Timur Tengah Membara, AS Guyur Arab Saudi Senjata Senilai Rp 32 Triliun demi Hadapi Houthi
- Pemerintah Amerika Serikat menyetujui penjualan senjata ke Arab Saudi senilai hampir USD 2 miliar atau setara Rp 32 triliun untuk memperkuat pertahanan udara.
- Paket senjata tersebut mencakup 20.000 sistem senjata presisi canggih guna mengantisipasi ancaman keamanan regional yang kian memanas.
- Pemimpin Houthi di Yaman mengancam akan menargetkan fasilitas minyak dan objek vital Arab Saudi jika Riyadh terlibat dalam agresi militer.
Pemerintah Amerika Serikat (AS) secara resmi menyetujui penjualan paket senjata militer bernilai fantastis kepada Arab Saudi demi memperkuat sistem pertahanan udara kerajaan tersebut. Penjualan militer luar negeri ini diperkirakan mencapai hampir USD 2 miliar atau sekitar Rp 32 triliun. Langkah strategis Washington ini diambil di tengah eskalasi konflik yang kian membara di kawasan Timur Tengah, khususnya ketegangan yang melibatkan AS, Israel, dan Iran.

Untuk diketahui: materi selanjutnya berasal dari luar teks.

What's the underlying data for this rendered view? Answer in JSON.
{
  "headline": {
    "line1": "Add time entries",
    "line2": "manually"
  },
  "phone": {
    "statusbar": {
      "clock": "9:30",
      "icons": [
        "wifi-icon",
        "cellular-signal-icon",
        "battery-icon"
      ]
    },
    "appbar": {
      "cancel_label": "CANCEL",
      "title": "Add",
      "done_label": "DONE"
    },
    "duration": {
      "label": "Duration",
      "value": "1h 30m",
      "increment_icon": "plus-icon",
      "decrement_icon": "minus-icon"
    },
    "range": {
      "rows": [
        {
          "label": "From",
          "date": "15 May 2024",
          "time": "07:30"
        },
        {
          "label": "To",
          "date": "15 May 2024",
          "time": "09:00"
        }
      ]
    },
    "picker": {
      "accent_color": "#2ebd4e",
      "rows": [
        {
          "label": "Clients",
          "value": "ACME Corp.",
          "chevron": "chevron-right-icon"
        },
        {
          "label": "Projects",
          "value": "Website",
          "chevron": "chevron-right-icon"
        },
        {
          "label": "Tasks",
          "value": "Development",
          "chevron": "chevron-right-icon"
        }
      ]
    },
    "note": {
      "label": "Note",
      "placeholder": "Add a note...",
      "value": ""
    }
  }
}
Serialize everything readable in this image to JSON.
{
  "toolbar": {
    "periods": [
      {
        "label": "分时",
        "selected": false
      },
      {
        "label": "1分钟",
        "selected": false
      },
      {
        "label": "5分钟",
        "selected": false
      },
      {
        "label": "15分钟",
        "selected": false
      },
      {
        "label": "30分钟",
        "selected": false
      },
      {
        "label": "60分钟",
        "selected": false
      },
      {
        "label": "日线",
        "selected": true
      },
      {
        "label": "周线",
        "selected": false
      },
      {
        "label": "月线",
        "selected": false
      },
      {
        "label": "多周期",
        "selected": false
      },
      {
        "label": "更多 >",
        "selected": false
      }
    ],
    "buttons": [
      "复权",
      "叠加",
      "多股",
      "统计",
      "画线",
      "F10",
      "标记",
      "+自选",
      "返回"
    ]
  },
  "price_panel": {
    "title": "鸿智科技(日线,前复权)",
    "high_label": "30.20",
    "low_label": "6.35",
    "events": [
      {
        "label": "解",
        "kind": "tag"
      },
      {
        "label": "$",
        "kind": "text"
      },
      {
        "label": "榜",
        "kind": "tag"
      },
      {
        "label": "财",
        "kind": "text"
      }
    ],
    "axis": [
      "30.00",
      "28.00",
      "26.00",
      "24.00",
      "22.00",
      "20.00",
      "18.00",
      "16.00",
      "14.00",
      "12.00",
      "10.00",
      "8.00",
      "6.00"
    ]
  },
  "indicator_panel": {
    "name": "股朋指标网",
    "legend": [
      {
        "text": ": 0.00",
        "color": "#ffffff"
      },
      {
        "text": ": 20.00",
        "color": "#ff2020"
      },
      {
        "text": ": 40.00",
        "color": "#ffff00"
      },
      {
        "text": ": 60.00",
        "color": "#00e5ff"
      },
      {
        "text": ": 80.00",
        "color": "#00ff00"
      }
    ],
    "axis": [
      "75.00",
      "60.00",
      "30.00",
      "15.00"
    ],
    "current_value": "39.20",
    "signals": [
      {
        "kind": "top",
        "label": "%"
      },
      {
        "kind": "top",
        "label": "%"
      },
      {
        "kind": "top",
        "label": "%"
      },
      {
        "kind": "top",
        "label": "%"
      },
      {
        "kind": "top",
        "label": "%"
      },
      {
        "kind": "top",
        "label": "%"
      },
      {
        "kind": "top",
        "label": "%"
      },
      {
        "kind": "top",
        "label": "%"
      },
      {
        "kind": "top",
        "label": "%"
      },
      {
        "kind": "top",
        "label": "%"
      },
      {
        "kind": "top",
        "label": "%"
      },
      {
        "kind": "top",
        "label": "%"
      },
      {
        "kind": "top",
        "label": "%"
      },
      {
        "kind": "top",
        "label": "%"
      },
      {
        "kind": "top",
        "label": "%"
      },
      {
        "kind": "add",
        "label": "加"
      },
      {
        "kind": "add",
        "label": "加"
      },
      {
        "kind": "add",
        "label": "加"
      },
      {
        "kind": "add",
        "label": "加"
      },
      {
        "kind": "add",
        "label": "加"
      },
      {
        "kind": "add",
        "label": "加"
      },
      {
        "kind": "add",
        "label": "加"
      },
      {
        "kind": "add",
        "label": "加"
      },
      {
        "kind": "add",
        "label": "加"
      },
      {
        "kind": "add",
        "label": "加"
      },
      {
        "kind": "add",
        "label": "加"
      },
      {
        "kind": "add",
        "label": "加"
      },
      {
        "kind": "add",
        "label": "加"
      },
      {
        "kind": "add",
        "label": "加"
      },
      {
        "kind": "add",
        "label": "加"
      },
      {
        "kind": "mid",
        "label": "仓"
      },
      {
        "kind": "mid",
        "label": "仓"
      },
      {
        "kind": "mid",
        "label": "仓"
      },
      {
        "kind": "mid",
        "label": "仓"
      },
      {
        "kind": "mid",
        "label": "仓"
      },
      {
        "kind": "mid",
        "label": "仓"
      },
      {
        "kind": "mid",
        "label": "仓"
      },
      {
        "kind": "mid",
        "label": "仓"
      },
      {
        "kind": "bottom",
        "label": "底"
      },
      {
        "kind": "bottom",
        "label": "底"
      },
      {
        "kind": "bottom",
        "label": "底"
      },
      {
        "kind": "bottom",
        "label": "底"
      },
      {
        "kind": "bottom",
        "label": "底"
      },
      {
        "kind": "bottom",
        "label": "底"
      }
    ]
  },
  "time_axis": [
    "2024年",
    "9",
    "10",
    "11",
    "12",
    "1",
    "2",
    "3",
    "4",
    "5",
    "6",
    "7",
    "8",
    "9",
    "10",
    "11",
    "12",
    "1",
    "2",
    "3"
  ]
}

Departemen Luar Negeri AS menyatakan bahwa kesepakatan militer ini dirancang untuk mendukung tujuan kebijakan luar negeri dan keamanan nasional negaranya. Arab Saudi dinilai sebagai sekutu non-NATO utama yang menjadi kekuatan penting bagi stabilitas politik dan kemajuan ekonomi di wilayah Teluk. Pihak Pentagon menegaskan bahwa pasokan senjata ini tidak akan mengurangi tingkat kesiapan pertahanan militer dalam negeri AS sendiri.
Dalam rilis resminya, kontraktor utama yang ditunjuk untuk menangani pengadaan senjata ini adalah perusahaan pertahanan raksasa asal Inggris, BAE Systems. Salah satu alutsista mutakhir yang dibeli oleh Arab Saudi adalah sekitar 20.000 unit Advanced Precision Kill Weapon Systems (APKWS) beserta hulu ledaknya. Sistem persenjataan ini dikenal sangat efisien karena mampu menghancurkan target secara presisi sekaligus meminimalkan kerusakan kolateral di medan tempur.
Keputusan AS ini langsung memicu reaksi keras dari kelompok Houthi di Yaman yang didukung oleh Iran. Pemimpin kelompok Houthi, Abdul-Malik al-Houthi, melayangkan ancaman terbuka yang menyatakan seluruh fasilitas minyak dan infrastruktur vital milik Arab Saudi akan menjadi target empuk rudal serta drone mereka. Ancaman tersebut akan direalisasikan jika Riyadh memutuskan terlibat dalam apa yang ia sebut sebagai agresi menyeluruh terhadap Yaman.
Ketegangan di jalur perdagangan strategis Timur Tengah saat ini memang terus merangkak naik setelah runtuhnya kesepakatan gencatan senjata antara AS dan Iran. Blokade angkatan laut yang diterapkan oleh AS memicu respons militer yang kian agresif dari berbagai milisi regional. Melalui pasokan senjata baru ini, militer Arab Saudi diharapkan dapat meningkatkan kemampuan deteksi dan penangkalan terhadap potensi serangan udara demi menjaga kedaulatan wilayahnya.